Development also picked up in the smaller markets of Szczecin, Lublin, Krakow, Rzeszów and Tricity, where 167,000 sq m of warehouse space was delivered in H1 2015, a rise of 36% on 2014’s total supply of 123,000 sq m. Due to improved road infrastructure, we are witnessing more medium-sized cities with available labour resources being of interest to occupiers. Some developers are growing their portfolio of industrial projects and securing development sites at affordable prices per square metre in these cities and are realizing new developments to accommodate occupier demand and provide modern industrial and logistics space in these under-developed locations.

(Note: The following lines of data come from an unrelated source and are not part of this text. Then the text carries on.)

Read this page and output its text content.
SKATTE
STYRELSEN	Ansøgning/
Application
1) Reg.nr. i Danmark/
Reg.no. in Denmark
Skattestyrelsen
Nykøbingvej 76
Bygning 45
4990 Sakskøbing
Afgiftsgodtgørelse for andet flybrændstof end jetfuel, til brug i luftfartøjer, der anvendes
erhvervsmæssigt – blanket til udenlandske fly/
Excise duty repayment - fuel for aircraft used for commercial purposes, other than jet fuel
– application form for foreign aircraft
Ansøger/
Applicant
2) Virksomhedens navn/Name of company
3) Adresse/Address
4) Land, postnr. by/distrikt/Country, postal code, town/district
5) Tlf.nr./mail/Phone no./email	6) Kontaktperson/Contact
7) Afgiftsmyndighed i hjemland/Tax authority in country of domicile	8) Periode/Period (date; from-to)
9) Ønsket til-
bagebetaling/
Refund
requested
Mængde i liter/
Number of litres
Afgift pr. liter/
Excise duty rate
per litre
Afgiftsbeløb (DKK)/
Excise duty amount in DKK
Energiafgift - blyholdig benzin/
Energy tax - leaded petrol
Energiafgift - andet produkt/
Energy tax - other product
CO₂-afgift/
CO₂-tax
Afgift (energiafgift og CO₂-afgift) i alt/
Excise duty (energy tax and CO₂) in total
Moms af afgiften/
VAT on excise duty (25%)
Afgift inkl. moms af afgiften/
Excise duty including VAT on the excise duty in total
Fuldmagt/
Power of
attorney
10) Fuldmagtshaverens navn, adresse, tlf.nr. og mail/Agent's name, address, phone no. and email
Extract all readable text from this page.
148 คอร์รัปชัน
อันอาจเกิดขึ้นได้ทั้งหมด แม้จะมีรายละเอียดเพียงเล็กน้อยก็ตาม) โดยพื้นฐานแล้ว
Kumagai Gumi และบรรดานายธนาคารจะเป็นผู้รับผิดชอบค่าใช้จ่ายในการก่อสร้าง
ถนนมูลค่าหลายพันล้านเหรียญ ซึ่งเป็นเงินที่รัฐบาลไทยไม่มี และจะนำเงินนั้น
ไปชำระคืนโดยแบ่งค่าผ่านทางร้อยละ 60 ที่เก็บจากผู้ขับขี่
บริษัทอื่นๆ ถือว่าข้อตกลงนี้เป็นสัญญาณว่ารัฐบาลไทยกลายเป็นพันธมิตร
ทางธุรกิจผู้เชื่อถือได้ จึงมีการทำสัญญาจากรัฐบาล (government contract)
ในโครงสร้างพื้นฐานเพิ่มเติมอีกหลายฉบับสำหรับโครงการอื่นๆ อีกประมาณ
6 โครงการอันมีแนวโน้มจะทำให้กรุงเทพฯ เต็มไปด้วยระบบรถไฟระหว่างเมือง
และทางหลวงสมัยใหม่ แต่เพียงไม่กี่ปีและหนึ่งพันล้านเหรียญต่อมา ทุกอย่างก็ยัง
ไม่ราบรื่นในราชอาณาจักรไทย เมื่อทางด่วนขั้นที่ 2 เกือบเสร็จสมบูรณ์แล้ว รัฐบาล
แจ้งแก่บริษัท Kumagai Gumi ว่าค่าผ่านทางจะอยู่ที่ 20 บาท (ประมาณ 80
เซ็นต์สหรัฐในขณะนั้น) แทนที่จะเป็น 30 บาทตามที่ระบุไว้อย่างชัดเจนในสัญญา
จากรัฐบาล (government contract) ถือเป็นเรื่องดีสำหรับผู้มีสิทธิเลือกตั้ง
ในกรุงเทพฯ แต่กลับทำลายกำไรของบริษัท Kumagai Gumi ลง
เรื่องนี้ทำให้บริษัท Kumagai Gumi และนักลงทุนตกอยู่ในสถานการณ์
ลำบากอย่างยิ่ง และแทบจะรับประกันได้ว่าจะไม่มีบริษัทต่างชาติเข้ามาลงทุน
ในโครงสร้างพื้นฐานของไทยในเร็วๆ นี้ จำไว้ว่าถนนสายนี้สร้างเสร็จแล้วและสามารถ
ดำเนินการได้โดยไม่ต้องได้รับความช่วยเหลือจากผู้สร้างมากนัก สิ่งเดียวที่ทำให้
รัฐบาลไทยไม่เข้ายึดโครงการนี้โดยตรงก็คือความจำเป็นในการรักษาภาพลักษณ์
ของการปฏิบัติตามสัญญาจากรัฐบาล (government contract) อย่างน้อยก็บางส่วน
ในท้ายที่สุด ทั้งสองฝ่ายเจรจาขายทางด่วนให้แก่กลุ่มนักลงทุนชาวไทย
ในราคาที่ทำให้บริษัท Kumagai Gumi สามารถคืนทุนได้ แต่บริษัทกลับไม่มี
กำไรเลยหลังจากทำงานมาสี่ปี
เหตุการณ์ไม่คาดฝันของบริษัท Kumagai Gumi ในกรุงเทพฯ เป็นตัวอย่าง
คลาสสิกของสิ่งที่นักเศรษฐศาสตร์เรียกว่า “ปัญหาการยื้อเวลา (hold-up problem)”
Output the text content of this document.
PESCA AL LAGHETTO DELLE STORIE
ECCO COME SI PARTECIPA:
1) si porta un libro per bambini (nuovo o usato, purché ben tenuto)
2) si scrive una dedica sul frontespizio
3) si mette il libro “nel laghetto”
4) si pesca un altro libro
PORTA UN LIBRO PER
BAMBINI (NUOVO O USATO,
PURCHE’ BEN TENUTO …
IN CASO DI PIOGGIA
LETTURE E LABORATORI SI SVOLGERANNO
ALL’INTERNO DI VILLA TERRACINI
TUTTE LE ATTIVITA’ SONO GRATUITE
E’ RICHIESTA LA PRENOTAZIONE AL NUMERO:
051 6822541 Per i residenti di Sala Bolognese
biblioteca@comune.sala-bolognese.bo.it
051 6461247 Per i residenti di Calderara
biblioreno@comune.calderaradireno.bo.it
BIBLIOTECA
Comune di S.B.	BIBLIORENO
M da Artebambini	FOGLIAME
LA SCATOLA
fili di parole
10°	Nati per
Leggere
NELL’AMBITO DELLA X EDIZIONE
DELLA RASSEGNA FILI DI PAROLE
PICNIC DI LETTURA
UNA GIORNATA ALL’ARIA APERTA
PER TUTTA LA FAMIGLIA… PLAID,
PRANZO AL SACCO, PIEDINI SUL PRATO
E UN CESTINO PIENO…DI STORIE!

Rents remained flat or fell slightly in the core warehouse markets in H1 2015. The highest rents were posted in Warsaw’s inner city (EUR 4.2-5.5/sq m/month) while the lowest were in Central Poland (EUR 2.4-3.95/sq m/month) and in Warsaw’s suburbs (EUR 2.4-3.8/sq m/month).
Tom Listowski, Partner, Head of Industrial Department & CEE Corporate Relations, Cushman & Wakefield, said: Having new developer-led industrial and logistics parks appear in previously inaccessible areas of Poland not only gives occupiers more options to choose from but also gives developers the opportunity to unlock very well located sites for the development of modern facilities, be it for multi-let or BTS buildings. Customers from various sectors including 3PL’s are able to improve their supply chain whereas others can locate, and in some instances, re-locate from antiquated buildings to modern and efficient facilities in cities which are complimentary to their operations, supplier base and have available labour resources.